Love and money do they mix? It all depends on how you go about managing it. It is true that two are often stronger, especially in financial matters, where two incomes are better than one. But finances can become a point of contention. Here are some tips to avoid it.
Put it all down
While budgets are separated when everyone lives at home, it is usually when we settle down with our other half that we start to share everything… and that the first conflicts can arise. To start off on a good basis, it is therefore better, from the outset, to speak openly about the question of the budget and to discuss how to approach it.
How to distribute compulsory housing expenses? How much do you tend to spend per month on shopping? Would you also like to put money aside to finance hobbies or projects for two? Do I have to open a joint account? These are all questions that must be addressed while listening to each other’s expectations, in order to find the budget balance that will suit both of you.
If the best management method is specific to each couple, it may be wise to start by defining a common budget for compulsory expenses (rent, energy, shopping, etc.) and planning a separate second to save for travel or important purchases for two, while keeping an individual budget for personal expenses. This so-called “50-30-20” financial strategy is a good way to combine the transparency of a common pot with everyone’s need for independence.

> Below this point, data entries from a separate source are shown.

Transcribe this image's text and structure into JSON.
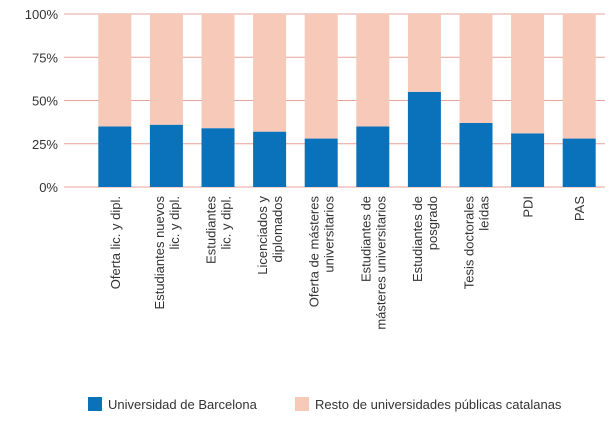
{
  "chart_data": {
    "type": "stacked_bar",
    "categories": [
      [
        "Oferta lic. y dipl."
      ],
      [
        "Estudiantes nuevos",
        "lic. y dipl."
      ],
      [
        "Estudiantes",
        "lic. y dipl."
      ],
      [
        "Licenciados y",
        "diplomados"
      ],
      [
        "Oferta de másteres",
        "universitarios"
      ],
      [
        "Estudiantes de",
        "másteres universitarios"
      ],
      [
        "Estudiantes de",
        "posgrado"
      ],
      [
        "Tesis doctorales",
        "leídas"
      ],
      [
        "PDI"
      ],
      [
        "PAS"
      ]
    ],
    "series": [
      {
        "name": "Universidad de Barcelona",
        "color": "#0a72ba",
        "values": [
          35,
          36,
          34,
          32,
          28,
          35,
          55,
          37,
          31,
          28
        ]
      },
      {
        "name": "Resto de universidades públicas catalanas",
        "color": "#f6c9b8",
        "values": [
          65,
          64,
          66,
          68,
          72,
          65,
          45,
          63,
          69,
          72
        ]
      }
    ],
    "ylim": [
      0,
      100
    ],
    "yticks": [
      {
        "value": 0,
        "label": "0%"
      },
      {
        "value": 25,
        "label": "25%"
      },
      {
        "value": 50,
        "label": "50%"
      },
      {
        "value": 75,
        "label": "75%"
      },
      {
        "value": 100,
        "label": "100%"
      }
    ],
    "grid": true,
    "legend": "bottom"
  }
}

To be fair, you can also set your participation in proportion to your resources, when there is a significant difference between income within the couple. Also remember to take stock each month on the chosen organization, in order to check that all the invoices have been paid correctly and that the amount of the budget is appropriate.
Couples who like to share
According to a Harris Interactive study carried out for L’Observatoire Cetelem in 2020, 76% of French people have a common bank account. Even more, 51% of respondents even donate their entire income to it, a figure that increases for couples who are married or have been together for a long time. However, respondents feel free to spend, totally (50%) or in part (42%), and consider that their personal purchases of pleasure are not a source of conflict (84%).